The bill also prevented the post office from offering “nonpostal services” as a way to compete financially. This barred it from establishing a postal banking service, but also nixed creative ideas like Internet cafes, copy services, notaries, even allowing postal workers to offer to wrap Christmas presents. Coupled with the pre-funding benefit mandate and other pension changes, this paralyzed the post office financially, making it look ripe for reform.

By 2012, those took the form of calls for the U.S.P.S. to eliminate 3,700 post offices (a first step toward eventually closing as many as 15,000) and 250 mail processing centers. Sanders, along with other Senators with large rural constituencies like Jon Tester and Claire McCaskill, managed to change the bill and save a lot of the mail processing centers. The Senate that year also cut the amount of required pre-funding for benefits and began refunding the U.S.P.S. for about $11 billion in overpayment for retirement costs.
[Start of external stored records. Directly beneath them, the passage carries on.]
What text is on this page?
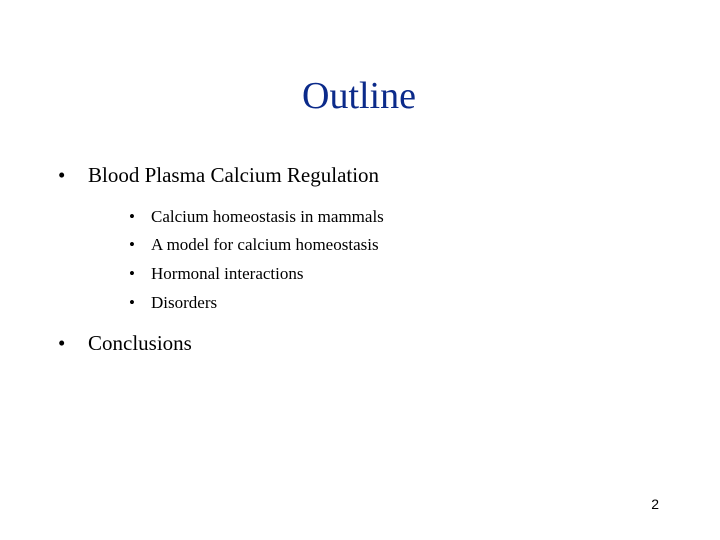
Outline
•	Blood Plasma Calcium Regulation
• Calcium homeostasis in mammals
• A model for calcium homeostasis
• Hormonal interactions
• Disorders
•	Conclusions
2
A few years after that, in 2015, the Post Office Inspector General issued a blistering report about CBRE, the company that had served as sole real estate broker to the U.S.P.S. from 2011 on. The report found that CBRE had been selling and/or leasing post office properties at below-market prices, often to clients of CBRE – a company chaired by Richard Blum, the husband of California Senator Dianne Feinstein. This chronic problem had a financial impact on the Postal Service, and would have become a much bigger problem had the U.S.P.S. been forced earlier on to sell off a massive quantity of infrastructure through that broker, as originally hoped.

The thread running through all of these stories was that panic over the financial condition of the U.S.P.S. was often a significantly artificial narrative, caused by a bipartisan mix of stupidity, greed, and corruption. This high-functioning civil service organization, which provided tremendous value to the public through everything from subsidized news deliveries in the Pony Express years to the well-maintained public meeting places built in remote rural locations, has not had real backers in either party for most of the last thirty or forty years.

None of this means the Trump-DeJoy story isn’t serious. It just means that Trump is not the first person to try to gut the U.S. Postal Service. Going back decades, it’s been stuck with impossible funding mandates, used as a piggy bank by both parties in congress (which refused to let it stop making massive retirement overpayments for fear of the “adverse” impact on the federal budget), artificially prevented from expanding or innovating by lobbyists, and ripped off by connected contractors.

Combine that with the maddening sloppiness of these panic stories – one wild report after another of mailboxes ripped from the streets “right before our eyes” in a “plan to steal the election” turns out later to be another old photo or a shot of a routine maintenance operation – and it becomes increasingly difficult for nonpartisan news audiences to know what they’re dealing with.

Is this unprecedented corruption, something a little worse than normal, or just the usual undisguised? If press outlets never dial back excesses, we may miss it when we’re actually supposed to panic.